Congress has also attempted to slow down the so-called "revolving door" by which an official begins to lobby his or her colleagues immediately after leaving a government position. Under the 1978 Ethics in Government Act, senior executive branch officials cannot lobby federal agencies on a matter that fell within their scope of responsibility for two years after leaving government service. In addition, they are prohibited from lobbying anyone in their former agency 1) on any issue for one year and 2) forever on matters that they were involved in.
Reforms adopted in 1995, banned all gifts to members of the House and put limits on the value of gifts to senators. The legislation also required lobbyists to disclose the issues and bills they worked on and the branches of government they contacted. Stricter rules regarding lobbying were also adopted by Congress in 2007 in response to highly publicized scandals. The Senate now bars all gifts from lobbyists, lobbyists are required to disclose payments to organizations controlled by or named for a member of Congress, and "bundled" contributions from lobbyists are more closely scrutinized.
Other commentators would further point out that the system works to limit existing barriers which stop full participation. In their view, the system of regulations and constraints placed on pressure groups prevents them from becoming too powerful or dominating the system. In particular, they would point towards the following examples:
· Federal Election Campaigns Act 1974: restricted the influence of wealth by setting limits on individual donations and establishing a system of federal funding for major party candidates.
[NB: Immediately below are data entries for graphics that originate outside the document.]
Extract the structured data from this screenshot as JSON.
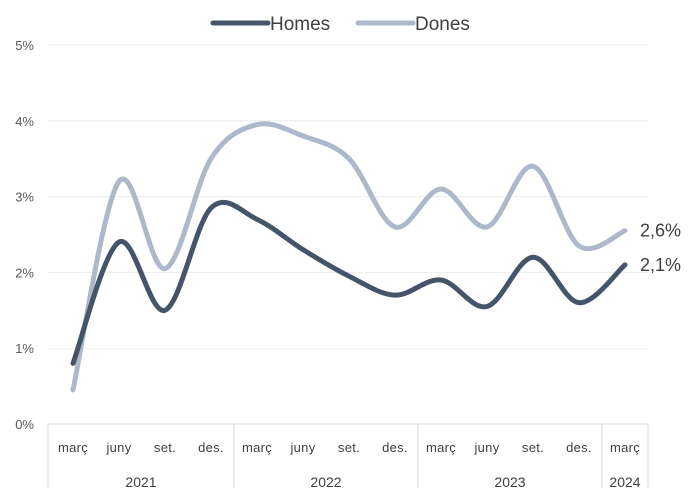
{
  "chart_data": {
    "type": "line",
    "title": "",
    "xlabel": "",
    "ylabel": "",
    "ylim": [
      0,
      5
    ],
    "y_ticks": [
      "0%",
      "1%",
      "2%",
      "3%",
      "4%",
      "5%"
    ],
    "categories": [
      "març",
      "juny",
      "set.",
      "des.",
      "març",
      "juny",
      "set.",
      "des.",
      "març",
      "juny",
      "set.",
      "des.",
      "març"
    ],
    "year_groups": [
      {
        "label": "2021",
        "count": 4
      },
      {
        "label": "2022",
        "count": 4
      },
      {
        "label": "2023",
        "count": 4
      },
      {
        "label": "2024",
        "count": 1
      }
    ],
    "legend_position": "top",
    "grid": true,
    "series": [
      {
        "name": "Homes",
        "color": "#44546a",
        "values": [
          0.8,
          2.4,
          1.5,
          2.85,
          2.7,
          2.3,
          1.95,
          1.7,
          1.9,
          1.55,
          2.2,
          1.6,
          2.1
        ],
        "end_label": "2,1%"
      },
      {
        "name": "Dones",
        "color": "#adb9ca",
        "values": [
          0.45,
          3.2,
          2.05,
          3.5,
          3.95,
          3.8,
          3.5,
          2.6,
          3.1,
          2.6,
          3.4,
          2.35,
          2.55
        ],
        "end_label": "2,6%"
      }
    ]
  }
}
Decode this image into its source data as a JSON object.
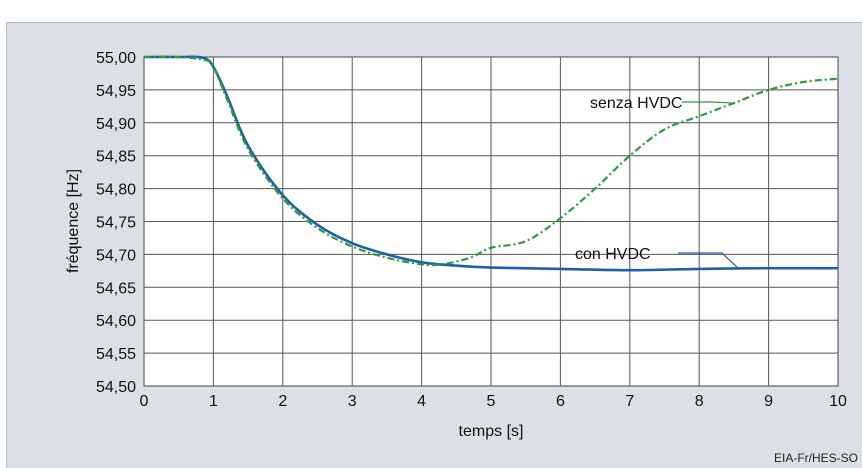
{
  "chart_data": {
    "type": "line",
    "title": "",
    "xlabel": "temps [s]",
    "ylabel": "fréquence [Hz]",
    "xlim": [
      0,
      10
    ],
    "ylim": [
      54.5,
      55.0
    ],
    "xticks": [
      "0",
      "1",
      "2",
      "3",
      "4",
      "5",
      "6",
      "7",
      "8",
      "9",
      "10"
    ],
    "yticks": [
      "54,50",
      "54,55",
      "54,60",
      "54,65",
      "54,70",
      "54,75",
      "54,80",
      "54,85",
      "54,90",
      "54,95",
      "55,00"
    ],
    "grid": true,
    "series": [
      {
        "name": "senza HVDC",
        "color": "#1f5fa8",
        "style": "solid",
        "x": [
          0,
          0.5,
          0.85,
          1.0,
          1.2,
          1.5,
          2.0,
          2.5,
          3.0,
          3.5,
          4.0,
          4.5,
          5.0,
          6.0,
          7.0,
          8.0,
          9.0,
          10.0
        ],
        "y": [
          55.0,
          55.0,
          54.999,
          54.985,
          54.94,
          54.865,
          54.79,
          54.745,
          54.717,
          54.7,
          54.688,
          54.683,
          54.68,
          54.678,
          54.676,
          54.678,
          54.679,
          54.679
        ]
      },
      {
        "name": "con HVDC",
        "color": "#2e9a3a",
        "style": "dashdot",
        "x": [
          0,
          0.5,
          0.9,
          1.0,
          1.2,
          1.5,
          2.0,
          2.5,
          3.0,
          3.5,
          4.0,
          4.3,
          4.7,
          5.0,
          5.5,
          6.0,
          6.5,
          7.0,
          7.5,
          8.0,
          8.5,
          9.0,
          9.5,
          10.0
        ],
        "y": [
          55.0,
          55.0,
          54.995,
          54.985,
          54.935,
          54.86,
          54.785,
          54.74,
          54.712,
          54.695,
          54.685,
          54.685,
          54.695,
          54.71,
          54.72,
          54.755,
          54.8,
          54.85,
          54.89,
          54.91,
          54.93,
          54.95,
          54.962,
          54.967
        ]
      }
    ],
    "annotations": [
      "con HVDC",
      "senza HVDC"
    ]
  },
  "credit": "EIA-Fr/HES-SO"
}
· Bipartisan Campaign Reform Act 2002: tightened the restrictions from the previous act by regulating soft money and introducing advertising restrictions. However, most of its effect was overturned in Citizens United v FEC and SpeechNow.Org v FEC
· Lobbying Disclosure Act 1995: widened the requirements for lobbyists to register their activities while also banning the giving of gifts.
· Honest Leadership and Open Government Act 2007: attempted to close the revolving door by introducing a 'cooling-off' period after leaving office, while also extending the ban on gifts and requirements for full disclosure of lobbying activities.